Self-Assessment taxpayers don’t get the luxury of instant tax payments that they generally don’t need to think about. Tax returns and resulting bills can be a major source of stress and confusion, especially if you aren’t fully prepared.
One of the most important aspects of paying a self-assessment tax bill is Payments on Account (POA).
If you have ever been surprised by a chunky tax bill from HMRC, you might not have fully prepared for Payments on Account. In this blog I’ll explain how it works.
What are Payments on Account (POA) for Self-Assessment?
Payments on Account are advanced payments that you make towards your self-assessment tax bill for a given year. They essentially enable you to spread the cost of your tax bill, so you aren’t hit with one big annual bill.
Rather than waiting until January 31st to pay your tax for the previous year, you’ll instead pay in advance for the current year based on what you owed last year.
Payments on Account Example
- If your Self-Assessment tax bill for the 2023-24 tax year was £6,000, HMRC will assume your income for 2024-25 will be similar.
- HMRC will therefore ask you to prepay that £6,000 in two instalments calculated at 50% of your previous bill (so, £3,000 each).
- This means that by January 31st you’re paying your 2023-24 bill plus the first payment for the 2024-25 year.
- Then in the following July, you make the second payment.
- The prepayments are deducted from your final tax bill for next year, with any difference resulting in extra payments or a refund.

Who needs to make Payments on Account?
Not every self-assessment tax payer needs to make Payments on Account. HMRC only requires POA for people with tax bills of more than £1,000 (excluding Class 2 National Insurance) and when less than 80% of tax is collected at source, such as through PAYE.
Most self-employed individuals, landlords or freelancers will likely fall into this category, unless most of their income is taxed through their job
The group likely to be impacted most by these rules are the newly self-employed, who may need to pay their tax bill for the last year plus two advanced payments for the current year. It is important that you plan ahead for this so it doesn’t catch you out.
Payments on Account: Dates to remember
There are two key dates that you must remember when it comes to Payments on Account, these are:
- January 31st: This is when you will file your self-assessment tax return, pay any tax you owe for the previous year and make your first POA for the current year.
- July 31st: This is when you will need to make your second POA.
These dates are fixed for everyone, regardless of when you file your return.
Based on a 2023-24 tax bill of £6,000
What if you miss the deadline?
It is really important that these deadlines are not missed, because interest will accrue immediately and HMRC will pursue the payments. We recommend treating POA as rent or mortgage payments, non-negotiable expenses that must be made, whatever happens.
What if your income changes year-on-year?
Income isn’t always predictable, particularly for the self-employed or freelancers. So, what happens if your earnings drop year-on-year and you find yourself overpaying your Payments on Account?
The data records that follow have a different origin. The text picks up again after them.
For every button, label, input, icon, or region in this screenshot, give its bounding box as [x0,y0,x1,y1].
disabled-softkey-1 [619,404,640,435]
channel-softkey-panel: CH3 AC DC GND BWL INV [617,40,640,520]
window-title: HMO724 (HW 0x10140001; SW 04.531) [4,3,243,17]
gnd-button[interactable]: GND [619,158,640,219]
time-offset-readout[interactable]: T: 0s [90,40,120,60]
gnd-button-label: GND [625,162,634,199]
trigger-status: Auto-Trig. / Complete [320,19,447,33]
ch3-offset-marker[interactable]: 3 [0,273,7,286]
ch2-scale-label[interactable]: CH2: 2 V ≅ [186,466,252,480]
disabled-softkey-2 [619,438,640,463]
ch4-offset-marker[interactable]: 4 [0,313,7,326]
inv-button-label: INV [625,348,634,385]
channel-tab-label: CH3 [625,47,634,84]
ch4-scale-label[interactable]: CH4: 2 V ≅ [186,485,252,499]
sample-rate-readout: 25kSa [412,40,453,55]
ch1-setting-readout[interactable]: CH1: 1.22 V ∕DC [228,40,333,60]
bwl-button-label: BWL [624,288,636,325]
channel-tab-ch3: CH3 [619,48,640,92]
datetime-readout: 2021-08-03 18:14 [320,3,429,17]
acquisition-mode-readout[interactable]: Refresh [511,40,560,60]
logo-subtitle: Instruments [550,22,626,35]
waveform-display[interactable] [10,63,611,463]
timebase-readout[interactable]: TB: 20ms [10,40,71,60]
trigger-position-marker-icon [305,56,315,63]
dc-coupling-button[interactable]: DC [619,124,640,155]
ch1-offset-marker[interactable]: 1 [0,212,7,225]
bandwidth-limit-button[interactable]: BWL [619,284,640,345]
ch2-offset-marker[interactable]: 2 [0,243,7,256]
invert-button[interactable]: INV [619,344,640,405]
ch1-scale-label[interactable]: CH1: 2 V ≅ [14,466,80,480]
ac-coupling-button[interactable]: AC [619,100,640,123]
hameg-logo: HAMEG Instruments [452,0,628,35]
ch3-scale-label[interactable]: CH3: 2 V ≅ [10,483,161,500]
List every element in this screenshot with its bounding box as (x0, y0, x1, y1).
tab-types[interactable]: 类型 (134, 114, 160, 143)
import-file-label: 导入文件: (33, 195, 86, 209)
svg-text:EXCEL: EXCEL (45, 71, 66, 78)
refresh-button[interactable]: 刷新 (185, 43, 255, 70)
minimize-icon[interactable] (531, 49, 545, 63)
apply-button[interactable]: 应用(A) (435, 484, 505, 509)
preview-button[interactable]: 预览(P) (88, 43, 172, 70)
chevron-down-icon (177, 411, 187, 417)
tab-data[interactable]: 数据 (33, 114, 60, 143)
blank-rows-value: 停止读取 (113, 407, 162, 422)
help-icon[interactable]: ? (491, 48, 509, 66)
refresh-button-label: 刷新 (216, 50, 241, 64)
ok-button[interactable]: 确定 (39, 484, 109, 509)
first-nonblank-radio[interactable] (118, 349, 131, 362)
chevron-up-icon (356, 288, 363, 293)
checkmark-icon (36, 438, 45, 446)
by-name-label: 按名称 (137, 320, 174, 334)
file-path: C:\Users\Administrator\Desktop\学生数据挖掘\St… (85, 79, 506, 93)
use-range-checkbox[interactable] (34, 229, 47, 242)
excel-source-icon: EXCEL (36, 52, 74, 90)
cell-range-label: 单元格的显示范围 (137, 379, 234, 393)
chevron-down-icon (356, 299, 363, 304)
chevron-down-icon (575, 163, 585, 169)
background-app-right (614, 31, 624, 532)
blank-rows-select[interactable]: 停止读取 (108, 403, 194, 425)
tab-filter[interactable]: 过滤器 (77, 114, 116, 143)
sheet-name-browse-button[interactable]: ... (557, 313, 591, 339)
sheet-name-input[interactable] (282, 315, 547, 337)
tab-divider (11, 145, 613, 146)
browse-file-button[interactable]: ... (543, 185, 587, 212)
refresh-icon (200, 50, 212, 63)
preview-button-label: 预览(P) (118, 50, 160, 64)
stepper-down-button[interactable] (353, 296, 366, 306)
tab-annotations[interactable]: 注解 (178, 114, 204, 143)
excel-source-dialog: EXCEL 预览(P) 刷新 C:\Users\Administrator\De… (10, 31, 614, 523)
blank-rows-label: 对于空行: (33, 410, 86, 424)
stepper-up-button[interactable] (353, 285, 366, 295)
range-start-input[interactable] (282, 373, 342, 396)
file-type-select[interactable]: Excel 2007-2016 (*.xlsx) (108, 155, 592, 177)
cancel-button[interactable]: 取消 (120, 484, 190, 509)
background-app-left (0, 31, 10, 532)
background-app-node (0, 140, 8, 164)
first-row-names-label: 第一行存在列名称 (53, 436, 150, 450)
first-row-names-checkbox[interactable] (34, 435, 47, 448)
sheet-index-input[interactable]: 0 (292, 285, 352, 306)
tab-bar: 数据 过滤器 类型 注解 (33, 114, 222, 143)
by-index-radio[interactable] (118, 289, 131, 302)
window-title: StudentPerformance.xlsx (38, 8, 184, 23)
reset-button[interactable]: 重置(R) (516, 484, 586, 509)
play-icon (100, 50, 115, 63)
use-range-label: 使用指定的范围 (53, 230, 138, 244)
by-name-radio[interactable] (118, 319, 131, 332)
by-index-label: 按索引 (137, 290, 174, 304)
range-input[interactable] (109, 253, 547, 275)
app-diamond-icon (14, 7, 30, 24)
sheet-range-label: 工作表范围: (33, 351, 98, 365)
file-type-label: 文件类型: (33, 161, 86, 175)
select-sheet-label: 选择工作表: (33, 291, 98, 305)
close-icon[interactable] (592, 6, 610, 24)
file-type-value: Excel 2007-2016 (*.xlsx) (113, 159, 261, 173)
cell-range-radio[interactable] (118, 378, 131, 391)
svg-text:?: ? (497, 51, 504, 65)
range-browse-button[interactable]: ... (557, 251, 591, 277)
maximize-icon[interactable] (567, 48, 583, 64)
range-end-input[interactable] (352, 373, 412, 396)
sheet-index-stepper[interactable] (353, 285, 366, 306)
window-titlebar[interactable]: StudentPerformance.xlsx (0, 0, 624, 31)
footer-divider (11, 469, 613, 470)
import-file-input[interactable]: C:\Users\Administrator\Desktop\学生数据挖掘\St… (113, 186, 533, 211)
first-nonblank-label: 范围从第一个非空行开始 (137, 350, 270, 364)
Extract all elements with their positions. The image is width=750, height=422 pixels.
If this happens, you can apply to reduce your POA. To do this, you’ll provide an estimate for your current year income and an explanation of why you believe your tax bill will be lower.
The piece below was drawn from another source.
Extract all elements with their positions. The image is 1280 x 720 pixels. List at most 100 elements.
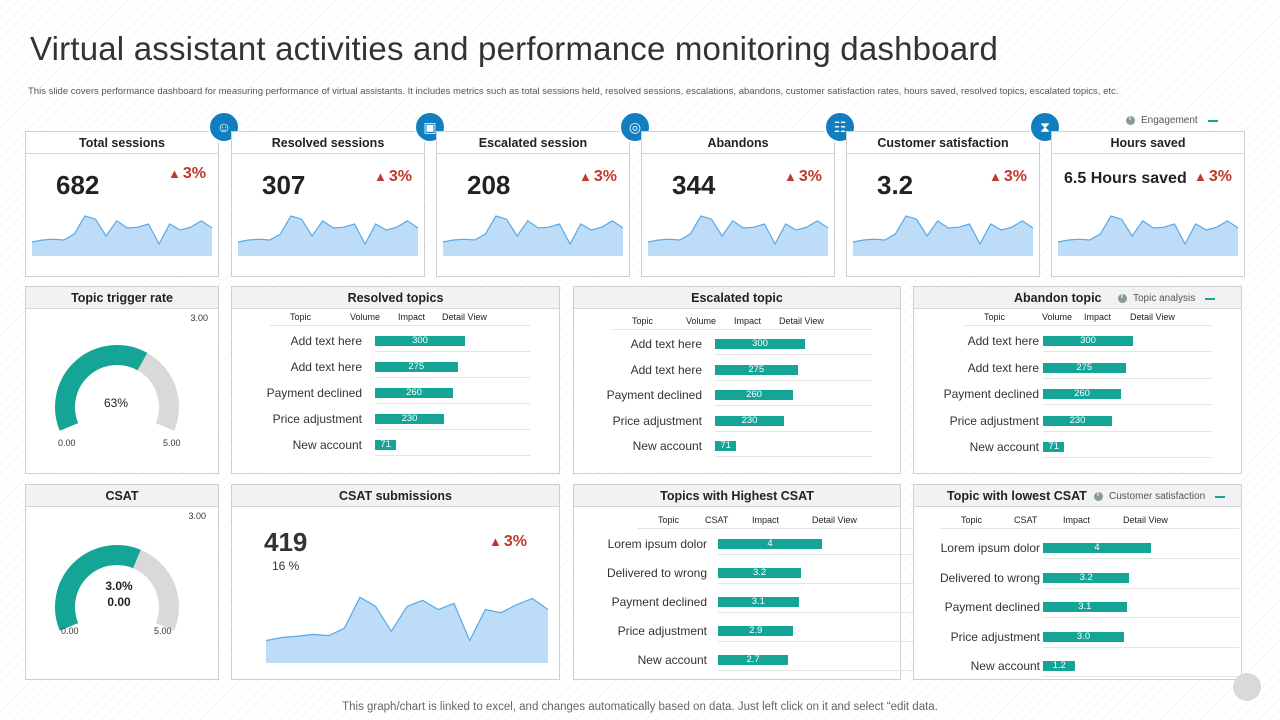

It is important not to reduce your estimated bill too much. If you get it wrong and your bill ends up higher, you will need to pay HMRC interest on the shortfall. They will also investigate people they suspect are trying to manipulate the system to underpay tax.
Payments on Account FAQs
Why does HMRC want payments on account?
HMRC uses Payments on Account to collect tax in advance and ensure steady cash flow based on your previous year’s income. It gives HMRC faster access to tax revenue and helps reduce the risk of late or unpaid taxes.
What does payment on account mean?
Making payments on account means paying part of your next year’s tax bill in advance, based on your previous year’s tax bill.
What is the threshold for payments on account?
You must make Payments on Account if your income tax bill is over £1,000 and less than 80% of your tax is collected through PAYE (or collected at source by another means).
Does HMRC automatically refund overpaid tax?
Yes, if you have overpaid tax, HMRC automatically refunds overpaid tax after your Self-Assessment is processed. They may also potentially deduct it from future bills. Just ensure you provide your accountant with your bank details so this can be paid directly into your personal bank account.
What happens if I miss a POA deadline?
HMRC charges interest from the due date until the payment is made. Persistent delays may result in penalties.
How can I check if I need to make a POA?
To check this, you can log into your HMRC account or check your Self-Assessment tax bill. If your tax due (excluding PAYE) is over £1,000, POA usually applies.
Are POA payments tax-deductible?
No, POA payments are advance payments of your tax bill—they’re not expenses, so they aren’t deductible.
Can I pay POA early?
Yes, you can make early payments through your HMRC account at any time before the due dates (January 31st and July 31st).
I am a company owner – can I pay this from my Limited Company?
You can, but without forward planning and potentially grossing up your dividends to cover the tax payment, you could end up with a S455 tax liability. Where essentially you owe the Company money and HMRC charge you a temporary 33.75% tax charge until you cover the shortfall.